Quality can be difficult to both define and measure among the varied forms of palliative business and care models currently in use.
Currently, no standardized quality measures are in place for palliative care. One of the toughest questions percolating in the space is how providers can assess their performance, according to Dr. Christopher Comfort, president and CEO of Calvary Hospital. The New York-based acute care hospital focuses almost exclusively on palliative and hospice care.
In the varied and dynamic climate of palliative care, transparently outlining the scope of what is and is not included in an organization’s services is a crucial step towards setting standardized quality expectations, he said at the Hospice News Palliative Care Conference in Washington D.C.
“If we believe this is an industry, palliative care, that can go beyond what it is now, then it will have to mature into a business model that is much different than how most of us are running it now,” Comfort told Palliative Care News. “That’s a challenge, and it’s also the reason transparency is good, because it puts us all on the same playing field to understand what are the opportunities we have as we move forward. All of us have to look at that in terms of understanding for quality, as well as for a business model itself.”
The palliative care field emerged in the United States during the 1980s, shortly after the Medicare Hospice Benefit came into being, according to research from Johns Hopkins Medical.
Since then it has taken a winding course across the health care spectrum, for better or worse.
Some providers have “cherry-picked strategies” to care delivery, piecing together ways to address palliative patients’ needs, according to Chapters Health System CMO Dr. Tara Friedman.
Some palliative care programs only offer physician consulting services or advance care planning, while others limit services to certain types of support for pain management, she said. This broad brush can be confusing for referral sources, patients and families when seeking the full scope of quality in interdisciplinary serious illness care, Friedman indicated.
“I fear that we’ve gone from a day where we defined palliative care very specifically as an interdisciplinary comprehensive approach to patients, to this being a picked-apart, unbundled service line,” Friedman said.
This piece-meal approach also poses challenges for providers in their ability to define valuable, high-quality care, she added.
“We have to continue to grow out the skill structure across normative palliative care, and maintain the subspecialty level infrastructure that we have that defines what pure palliative care is as a medical subspecialty,” Friedman said. “I do worry about sort of the ‘co-opting’ of the term palliative care, and the diminishing value that we might see from that if we don’t hold on to it a little bit more.”
Payment models are partly at the crux of these questions in palliative care, as quality standards tend to accompany detailed reimbursement models.

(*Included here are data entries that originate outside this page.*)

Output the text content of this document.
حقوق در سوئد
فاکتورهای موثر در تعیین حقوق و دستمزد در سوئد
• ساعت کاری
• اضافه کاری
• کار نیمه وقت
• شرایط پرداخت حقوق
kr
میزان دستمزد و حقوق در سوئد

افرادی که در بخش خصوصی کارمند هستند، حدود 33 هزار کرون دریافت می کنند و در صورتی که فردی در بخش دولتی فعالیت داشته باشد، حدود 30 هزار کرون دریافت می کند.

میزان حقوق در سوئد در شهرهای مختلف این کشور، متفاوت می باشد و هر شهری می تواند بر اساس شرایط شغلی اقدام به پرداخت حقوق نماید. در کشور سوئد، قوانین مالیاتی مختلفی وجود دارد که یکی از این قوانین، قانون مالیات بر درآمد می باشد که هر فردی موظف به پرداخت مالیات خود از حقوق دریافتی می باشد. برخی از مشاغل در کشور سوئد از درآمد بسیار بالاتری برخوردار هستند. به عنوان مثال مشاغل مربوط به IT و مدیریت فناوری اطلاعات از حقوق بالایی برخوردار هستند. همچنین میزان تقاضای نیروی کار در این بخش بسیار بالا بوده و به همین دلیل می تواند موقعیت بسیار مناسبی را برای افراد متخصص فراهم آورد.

Currently, palliative care providers can find reimbursement through Medicare Part B for physician services, and also through supplemental benefits included in Medicare Advantage. Other reimbursement options exist in payment arrangements with Accountable Care Organizations (ACOs) and Managed Services Organizations (MSOs).
About a dozen states have integrated some form of specialized palliative care service benefits into their Medicaid programs, according to a 2022 report from the Texas Health and Human Services Department.
Monitoring and addressing quality is unlikely to get any easier for providers as reimbursement trails behind the cost of care and its multifaceted delivery systems, Comfort indicated.
“As the industry matures, especially in the palliative industry, these are going to be the hard questions that we’re going to have to ask each other in terms of what is good for the industry,” he said. “The costs of these programs ends up being so high that it is important that we start thinking about some of the novel [care] models that we have.